İran Teokratik ve Faşist Rejiminin daha ileri adımlar atması gerekir. O zaman bir ölçüde inandırıcı olur.
İran Teokratik-Faşist Rejimi Neleri mi yapmalı?
-Öncelikle Jîna Amînî’nin katledilmesiyle ilgili suçunu kabul etmeli. Jîma Amîni’yi katleden sorumlular tutuklanıp, yargılanmalı.
-Devlet şiddeti sonucu katledilenlerin sorumluları açıklanmalı, tutuklanmalı, yargılanıp cezalandırılmalıdırlar.
-Gözaltında bulunan ve tutuklananlar, zaman geçirilmeden serbest bırakılmalıdırlar.
-Sivil ayaklanmadan dolayı tutuklananlar hakkında başlayan yargılamalar hemen durdurulmalı. Verilen idam cezaları ve ağır cezalar ortadan kaldırılmalıdır.

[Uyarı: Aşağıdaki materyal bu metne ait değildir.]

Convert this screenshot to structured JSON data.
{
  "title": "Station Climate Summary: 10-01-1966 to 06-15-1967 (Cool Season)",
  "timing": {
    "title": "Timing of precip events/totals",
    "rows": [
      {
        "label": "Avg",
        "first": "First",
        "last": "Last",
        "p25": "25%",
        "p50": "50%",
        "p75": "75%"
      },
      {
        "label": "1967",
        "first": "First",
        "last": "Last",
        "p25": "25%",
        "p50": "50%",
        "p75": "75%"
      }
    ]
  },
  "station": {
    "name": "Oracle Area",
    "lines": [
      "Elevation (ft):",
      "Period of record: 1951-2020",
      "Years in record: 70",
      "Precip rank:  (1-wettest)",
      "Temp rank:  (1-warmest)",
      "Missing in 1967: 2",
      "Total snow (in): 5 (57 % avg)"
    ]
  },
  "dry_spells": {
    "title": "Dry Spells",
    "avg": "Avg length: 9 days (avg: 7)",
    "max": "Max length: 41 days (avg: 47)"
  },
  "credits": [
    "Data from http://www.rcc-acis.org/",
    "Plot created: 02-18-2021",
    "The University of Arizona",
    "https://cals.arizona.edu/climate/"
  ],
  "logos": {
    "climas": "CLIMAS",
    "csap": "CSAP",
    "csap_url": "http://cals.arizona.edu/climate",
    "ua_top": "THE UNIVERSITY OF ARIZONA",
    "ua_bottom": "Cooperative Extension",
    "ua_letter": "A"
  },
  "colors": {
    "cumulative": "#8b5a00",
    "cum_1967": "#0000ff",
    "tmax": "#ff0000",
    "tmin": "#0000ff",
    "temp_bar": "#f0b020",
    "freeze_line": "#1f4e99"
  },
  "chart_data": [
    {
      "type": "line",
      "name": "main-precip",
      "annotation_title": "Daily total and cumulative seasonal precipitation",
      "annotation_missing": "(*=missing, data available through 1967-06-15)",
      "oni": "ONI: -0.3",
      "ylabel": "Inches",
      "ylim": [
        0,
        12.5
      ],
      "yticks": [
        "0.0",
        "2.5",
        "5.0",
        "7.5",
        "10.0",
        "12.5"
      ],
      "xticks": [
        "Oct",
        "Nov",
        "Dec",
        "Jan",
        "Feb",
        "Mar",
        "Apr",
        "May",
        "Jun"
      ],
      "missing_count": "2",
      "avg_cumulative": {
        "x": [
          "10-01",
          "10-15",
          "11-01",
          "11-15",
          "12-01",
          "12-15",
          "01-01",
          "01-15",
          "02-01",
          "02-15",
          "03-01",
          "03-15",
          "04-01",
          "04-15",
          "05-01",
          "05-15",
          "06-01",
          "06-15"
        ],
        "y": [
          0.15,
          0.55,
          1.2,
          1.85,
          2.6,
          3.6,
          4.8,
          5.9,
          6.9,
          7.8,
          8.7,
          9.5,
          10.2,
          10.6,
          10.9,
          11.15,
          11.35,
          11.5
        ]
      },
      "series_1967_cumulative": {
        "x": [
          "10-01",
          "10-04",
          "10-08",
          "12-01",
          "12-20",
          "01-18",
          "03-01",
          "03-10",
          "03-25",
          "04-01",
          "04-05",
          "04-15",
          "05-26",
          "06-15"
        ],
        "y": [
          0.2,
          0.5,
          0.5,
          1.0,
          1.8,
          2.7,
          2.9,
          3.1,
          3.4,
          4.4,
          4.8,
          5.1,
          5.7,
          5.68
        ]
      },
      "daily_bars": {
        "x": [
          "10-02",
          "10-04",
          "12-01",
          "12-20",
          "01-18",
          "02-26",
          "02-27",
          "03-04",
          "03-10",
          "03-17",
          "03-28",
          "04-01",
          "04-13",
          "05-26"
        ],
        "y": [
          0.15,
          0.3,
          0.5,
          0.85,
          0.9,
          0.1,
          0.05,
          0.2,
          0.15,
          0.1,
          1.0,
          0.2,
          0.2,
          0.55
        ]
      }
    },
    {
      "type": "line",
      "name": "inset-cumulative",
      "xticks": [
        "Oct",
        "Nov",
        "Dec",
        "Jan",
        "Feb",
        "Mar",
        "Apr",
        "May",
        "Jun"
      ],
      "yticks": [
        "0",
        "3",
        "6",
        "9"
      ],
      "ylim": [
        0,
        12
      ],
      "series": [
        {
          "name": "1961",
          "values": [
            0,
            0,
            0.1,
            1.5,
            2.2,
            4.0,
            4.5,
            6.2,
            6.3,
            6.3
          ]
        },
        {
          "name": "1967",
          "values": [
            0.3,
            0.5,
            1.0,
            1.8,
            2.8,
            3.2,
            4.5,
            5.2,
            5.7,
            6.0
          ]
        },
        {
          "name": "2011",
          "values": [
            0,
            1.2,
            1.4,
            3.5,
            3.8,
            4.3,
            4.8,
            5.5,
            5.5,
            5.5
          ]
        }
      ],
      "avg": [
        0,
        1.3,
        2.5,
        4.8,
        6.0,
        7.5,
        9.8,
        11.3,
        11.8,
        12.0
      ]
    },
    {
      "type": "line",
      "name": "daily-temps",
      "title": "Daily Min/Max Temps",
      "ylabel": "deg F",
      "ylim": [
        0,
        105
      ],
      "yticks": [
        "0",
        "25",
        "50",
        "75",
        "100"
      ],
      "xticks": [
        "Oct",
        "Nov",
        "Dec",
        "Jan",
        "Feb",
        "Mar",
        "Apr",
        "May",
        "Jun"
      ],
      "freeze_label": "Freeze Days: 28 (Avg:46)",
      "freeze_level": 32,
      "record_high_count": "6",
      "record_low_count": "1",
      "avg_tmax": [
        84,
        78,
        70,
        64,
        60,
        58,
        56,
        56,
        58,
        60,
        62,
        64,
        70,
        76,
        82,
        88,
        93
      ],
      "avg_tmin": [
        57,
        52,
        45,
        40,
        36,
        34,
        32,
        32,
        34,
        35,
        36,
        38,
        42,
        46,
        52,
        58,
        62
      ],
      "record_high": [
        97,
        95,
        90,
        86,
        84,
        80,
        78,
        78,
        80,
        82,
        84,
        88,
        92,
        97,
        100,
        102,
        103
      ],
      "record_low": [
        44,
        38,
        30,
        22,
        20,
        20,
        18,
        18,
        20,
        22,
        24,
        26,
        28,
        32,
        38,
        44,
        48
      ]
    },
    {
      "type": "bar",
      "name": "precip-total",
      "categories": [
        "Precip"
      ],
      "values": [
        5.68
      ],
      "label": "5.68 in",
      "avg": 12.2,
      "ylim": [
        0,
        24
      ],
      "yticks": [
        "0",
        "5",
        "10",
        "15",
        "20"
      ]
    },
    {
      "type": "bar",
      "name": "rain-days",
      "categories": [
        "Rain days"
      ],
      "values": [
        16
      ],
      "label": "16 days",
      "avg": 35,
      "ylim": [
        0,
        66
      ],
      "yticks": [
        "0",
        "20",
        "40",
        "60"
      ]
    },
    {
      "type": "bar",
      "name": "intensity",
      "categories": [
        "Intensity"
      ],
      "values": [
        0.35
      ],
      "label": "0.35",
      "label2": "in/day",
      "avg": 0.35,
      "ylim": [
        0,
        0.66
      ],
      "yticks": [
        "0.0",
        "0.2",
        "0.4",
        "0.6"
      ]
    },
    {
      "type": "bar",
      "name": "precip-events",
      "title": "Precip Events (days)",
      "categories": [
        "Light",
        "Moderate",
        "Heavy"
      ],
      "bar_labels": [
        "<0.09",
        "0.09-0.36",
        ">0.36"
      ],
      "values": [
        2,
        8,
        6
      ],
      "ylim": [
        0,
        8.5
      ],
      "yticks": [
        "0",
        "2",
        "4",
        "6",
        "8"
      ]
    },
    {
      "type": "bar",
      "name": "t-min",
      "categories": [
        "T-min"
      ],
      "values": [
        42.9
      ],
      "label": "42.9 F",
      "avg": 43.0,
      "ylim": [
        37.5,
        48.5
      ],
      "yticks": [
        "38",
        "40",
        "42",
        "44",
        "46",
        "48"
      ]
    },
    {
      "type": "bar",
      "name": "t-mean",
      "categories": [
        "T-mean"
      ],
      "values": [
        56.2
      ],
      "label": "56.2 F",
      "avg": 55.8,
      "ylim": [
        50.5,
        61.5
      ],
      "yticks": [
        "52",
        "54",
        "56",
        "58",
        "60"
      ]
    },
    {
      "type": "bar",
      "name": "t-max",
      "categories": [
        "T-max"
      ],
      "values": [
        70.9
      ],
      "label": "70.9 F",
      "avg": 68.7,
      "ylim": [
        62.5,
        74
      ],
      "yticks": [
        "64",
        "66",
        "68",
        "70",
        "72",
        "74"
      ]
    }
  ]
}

-Giyim ve kuşam konusunda özgürlük sağlanmalıdır. Bu konuyla ilgili verilmiş faşist ve teokratik idari, hükümet, yargı kararları; kanuni mevzuat ortadan kaldırılmalıdır.
-Halka verilen maddi zararlar tazmin edilmelidir.
-Katledilenlerin ailelerine yüksek oranda maddi ve manevi tazminat ödenmelidir.
-Demokratikleşme süreci başlatılmalıdır. Kürtlerin ve diğer tüm milletlerin hak ve özgürlüklerinin kabulü konusunda adımlar atılmalı ve kapılar aralanmalıdır.
-Kürdistan’ın Batısının Kürdistan Federe Bölgesinde ikamet eden örgüt yöneticilerini ve üyelerini cezalandırmak için yapılan ve yapılmakta olan bombardımana son verilmelidir.-Mevcut sivil ayaklanmanın gerçek nedeninin içerde olduğu, teokratik ve faşist rejimin uygulamalarına, yapılanmasına bağlı oldukları kabul edilmelidir.